Ce que je retiens de mon Amiga 500.

Mardi 22 février 2011

kickstart

Je devais avoir 8 ou 9 ans lorsque mon paternel a pris comme prétexte mon anniversaire pour s’offrir ce qui s’avéra être mon premier contact avec les jeux vidéo. Malgré le fait qu’il squattait souvent la bécane y compris durant mon sommeil, l’Amiga 500+ était dans ma chambre, il était à moi.
Ses potes avaient aussi des Amiga, et je me souviens encore des séances foireuses de piratage, ce qui à la longue m’avait fourni une belle boite de jeux, si bien que je n’ai jamais eu ou vu une disquette originale.

Enfin bref, j’ai eu envie de lister quelques jeux qui m’ont marqués à l’époque, et qu’ils soient bon ou mauvais rétrospectivement n’a aucune importance puisque je ne compte pas y rejouer. Je n’écrirai pas un pavé pour chaque jeux, des descriptifs complets existent sur le net, ainsi que des roms jouables.

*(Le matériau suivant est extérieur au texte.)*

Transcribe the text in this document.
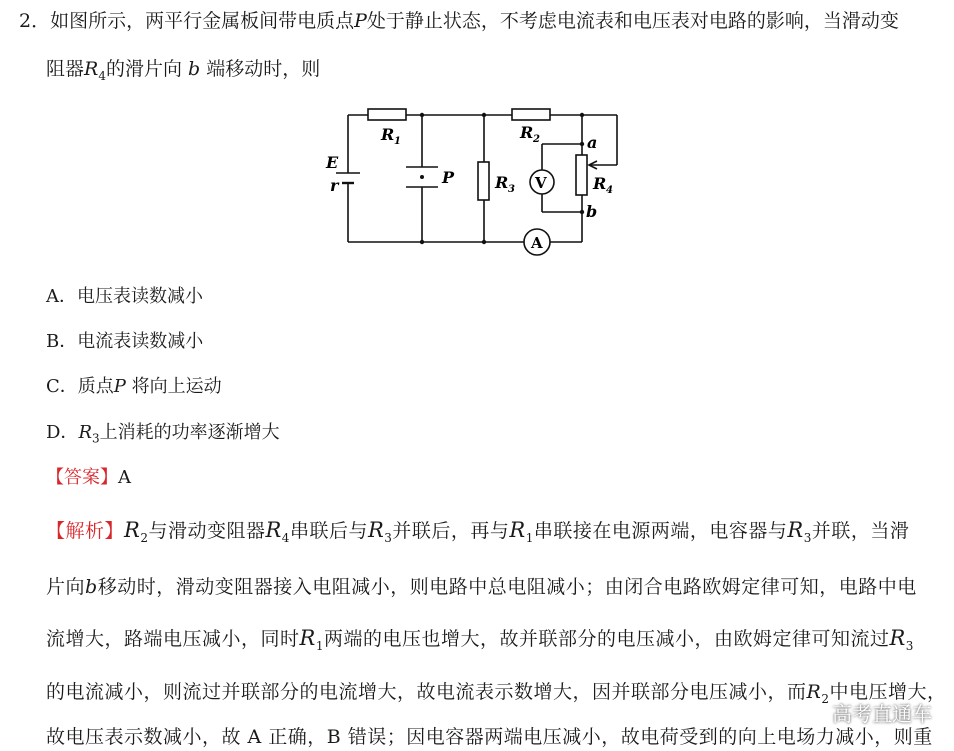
2．如图所示，两平行金属板间带电质点P处于静止状态，不考虑电流表和电压表对电路的影响，当滑动变
阻器$R_4$的滑片向 b 端移动时，则
R 1	R 2
R 3	R 4
E
r	P
a
b
V
A
A．电压表读数减小
B．电流表读数减小
C．质点P 将向上运动
D．$R_3$上消耗的功率逐渐增大
【答案】A
【解析】$R_2$与滑动变阻器$R_4$串联后与$R_3$并联后，再与$R_1$串联接在电源两端，电容器与$R_3$并联，当滑
片向b移动时，滑动变阻器接入电阻减小，则电路中总电阻减小；由闭合电路欧姆定律可知，电路中电
流增大，路端电压减小，同时$R_1$两端的电压也增大，故并联部分的电压减小，由欧姆定律可知流过$R_3$
的电流减小，则流过并联部分的电流增大，故电流表示数增大，因并联部分电压减小，而$R_2$中电压增大，
故电压表示数减小，故 A 正确，B 错误；因电容器两端电压减小，故电荷受到的向上电场力减小，则重
高考直通车
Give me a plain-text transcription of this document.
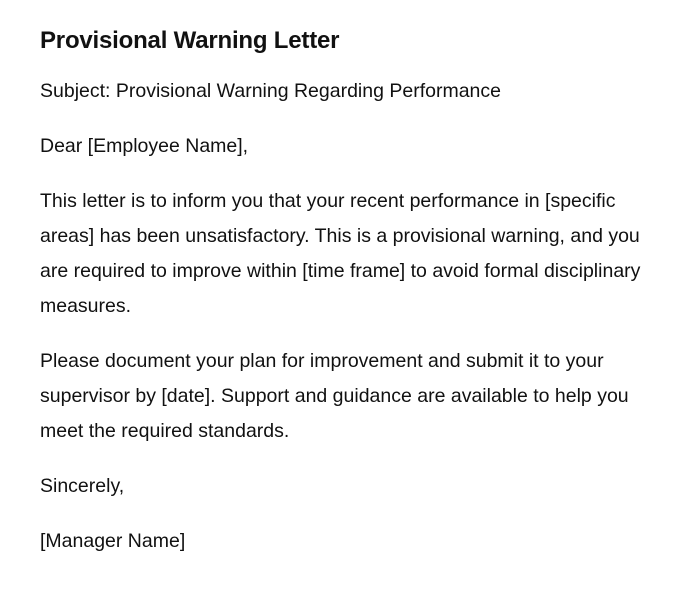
Provisional Warning Letter

Subject: Provisional Warning Regarding Performance

Dear [Employee Name],

This letter is to inform you that your recent performance in [specific areas] has been unsatisfactory. This is a provisional warning, and you are required to improve within [time frame] to avoid formal disciplinary measures.

Please document your plan for improvement and submit it to your supervisor by [date]. Support and guidance are available to help you meet the required standards.

Sincerely,

[Manager Name]
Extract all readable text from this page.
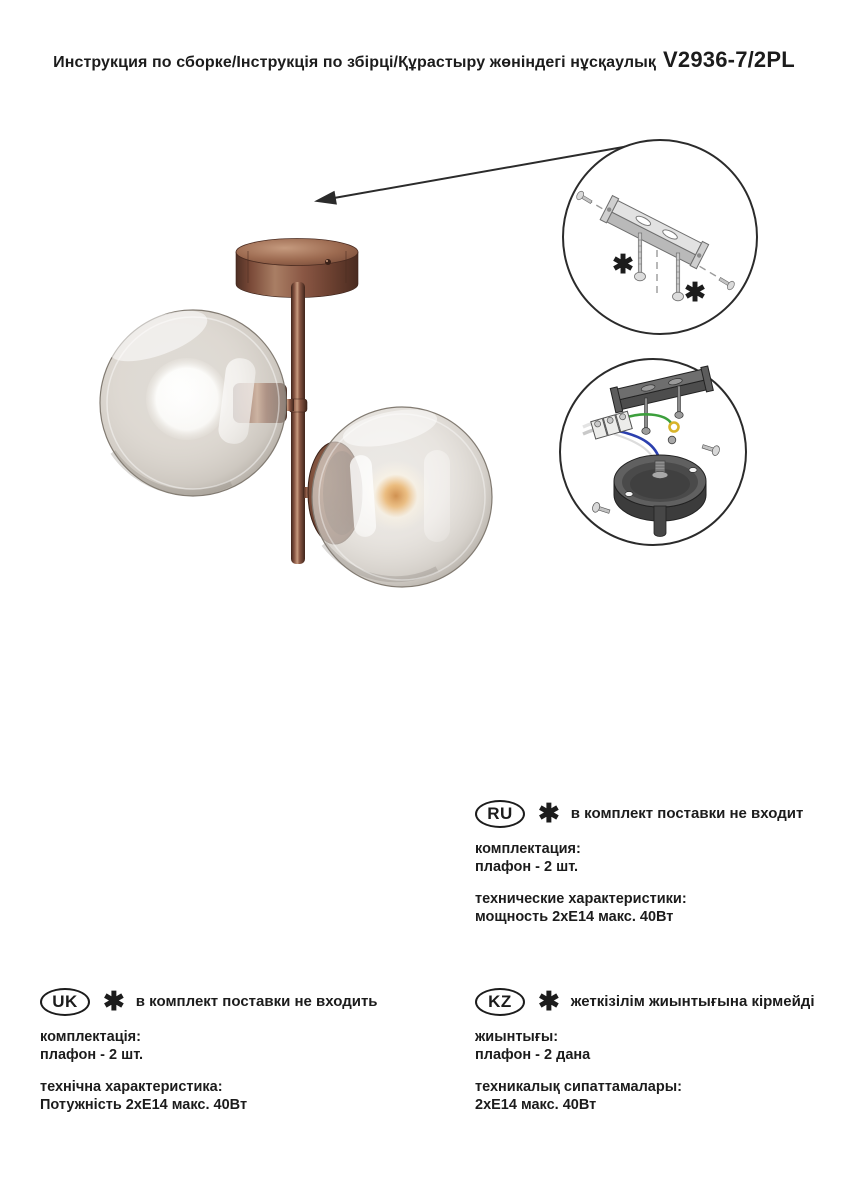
Инструкция по сборке/Інструкція по збірці/Құрастыру жөніндегі нұсқаулық V2936-7/2PL
✱
✱
RU ✱ в комплект поставки не входит
комплектация:
плафон - 2 шт.
технические характеристики:
мощность 2хЕ14 макс. 40Вт
UK ✱ в комплект поставки не входить
комплектація:
плафон - 2 шт.
технічна характеристика:
Потужність 2хЕ14 макс. 40Вт
KZ	✱ жеткізілім жиынтығына кірмейді
жиынтығы:
плафон - 2 дана
техникалық сипаттамалары:
2хЕ14 макс. 40Вт
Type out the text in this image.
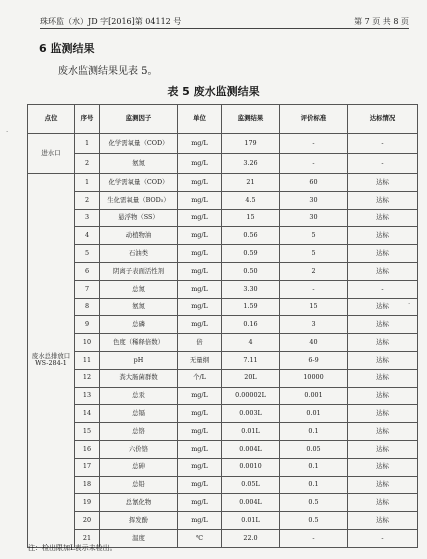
珠环监（水）JD 字[2016]第 04112 号	第 7 页 共 8 页
6 监测结果
废水监测结果见表 5。
表 5 废水监测结果
点位	序号	监测因子	单位	监测结果	评价标准	达标情况
进水口	1	化学需氧量（COD）	mg/L	179	-	-
	2	氨氮	mg/L	3.26	-	-
废水总排放口 WS-284-1	1	化学需氧量（COD）	mg/L	21	60	达标
	2	生化需氧量（BOD₅）	mg/L	4.5	30	达标
	3	悬浮物（SS）	mg/L	15	30	达标
	4	动植物油	mg/L	0.56	5	达标
	5	石油类	mg/L	0.59	5	达标
	6	阴离子表面活性剂	mg/L	0.50	2	达标
	7	总氮	mg/L	3.30	-	-
	8	氨氮	mg/L	1.59	15	达标
	9	总磷	mg/L	0.16	3	达标
	10	色度（稀释倍数）	倍	4	40	达标
	11	pH	无量纲	7.11	6-9	达标
	12	粪大肠菌群数	个/L	20L	10000	达标
	13	总汞	mg/L	0.00002L	0.001	达标
	14	总镉	mg/L	0.003L	0.01	达标
	15	总铬	mg/L	0.01L	0.1	达标
	16	六价铬	mg/L	0.004L	0.05	达标
	17	总砷	mg/L	0.0010	0.1	达标
	18	总铅	mg/L	0.05L	0.1	达标
	19	总氰化物	mg/L	0.004L	0.5	达标
	20	挥发酚	mg/L	0.01L	0.5	达标
	21	温度	℃	22.0	-	-
注：检出限加L表示未检出。
·
·
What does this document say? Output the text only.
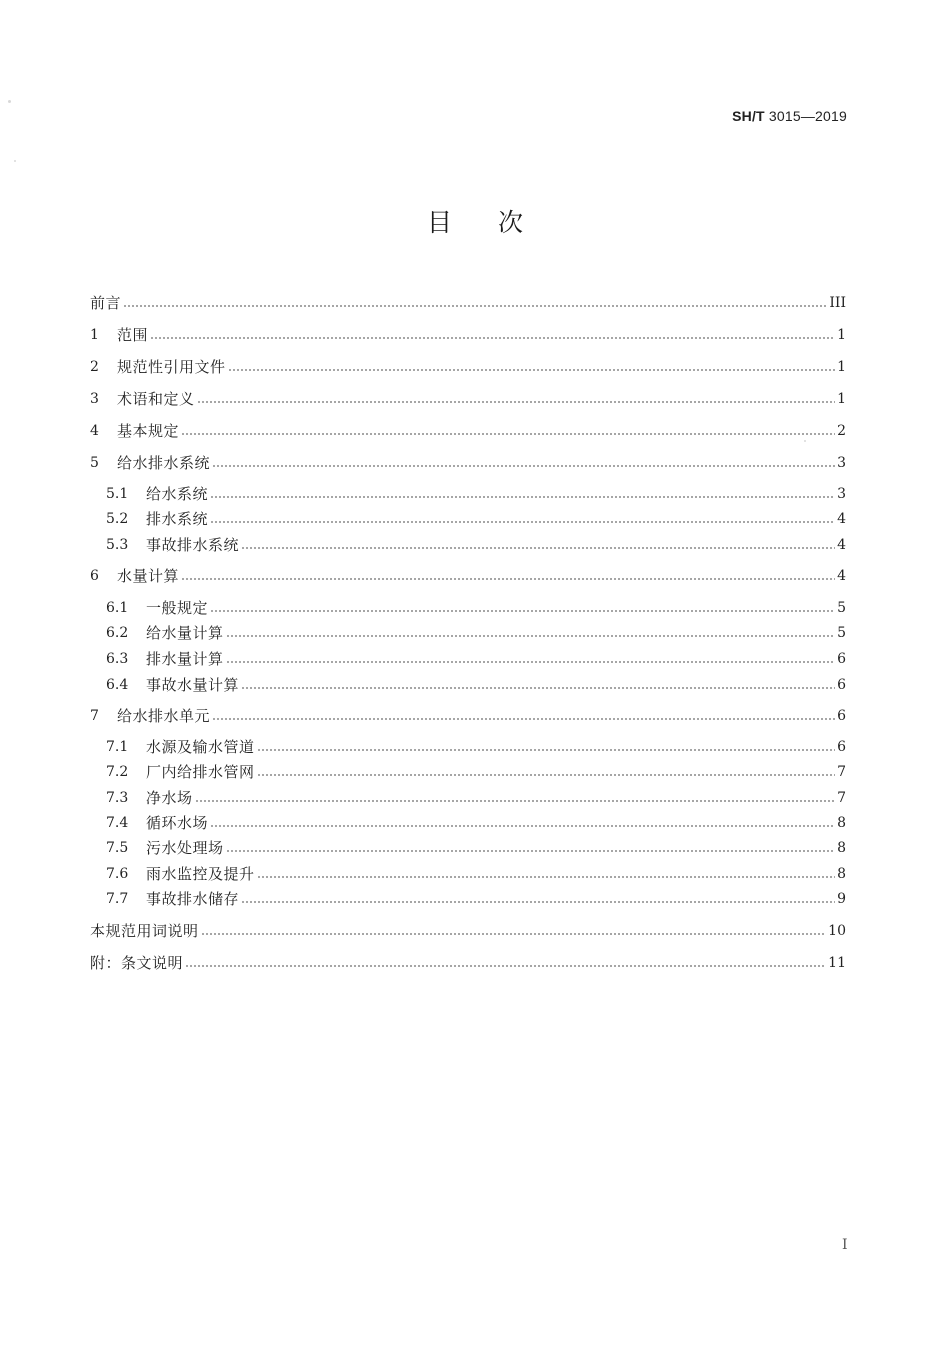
SH/T 3015—2019
目次
前言	III
1	范围	1
2	规范性引用文件	1
3	术语和定义	1
4	基本规定	2
5	给水排水系统	3
5.1	给水系统	3
5.2	排水系统	4
5.3	事故排水系统	4
6	水量计算	4
6.1	一般规定	5
6.2	给水量计算	5
6.3	排水量计算	6
6.4	事故水量计算	6
7	给水排水单元	6
7.1	水源及输水管道	6
7.2	厂内给排水管网	7
7.3	净水场	7
7.4	循环水场	8
7.5	污水处理场	8
7.6	雨水监控及提升	8
7.7	事故排水储存	9
本规范用词说明	10
附：条文说明	11
I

Je suppose que tout le monde éprouve le même sentiment de nostalgie face à ses premiers jeux.

Shufflepuck Cafe

Une simulation d’air hockey, durant laquelle on affronte en vue subjective des adversaires de plus en plus fort. Le jeu était assez difficile, et garde un petit coté énigmatique pour moi, surement a cause des personnages bizarres, et de la musique d’introduction. A noter que Brøderbund Software est aussi connu pour avoir fait le premier Prince of Persia.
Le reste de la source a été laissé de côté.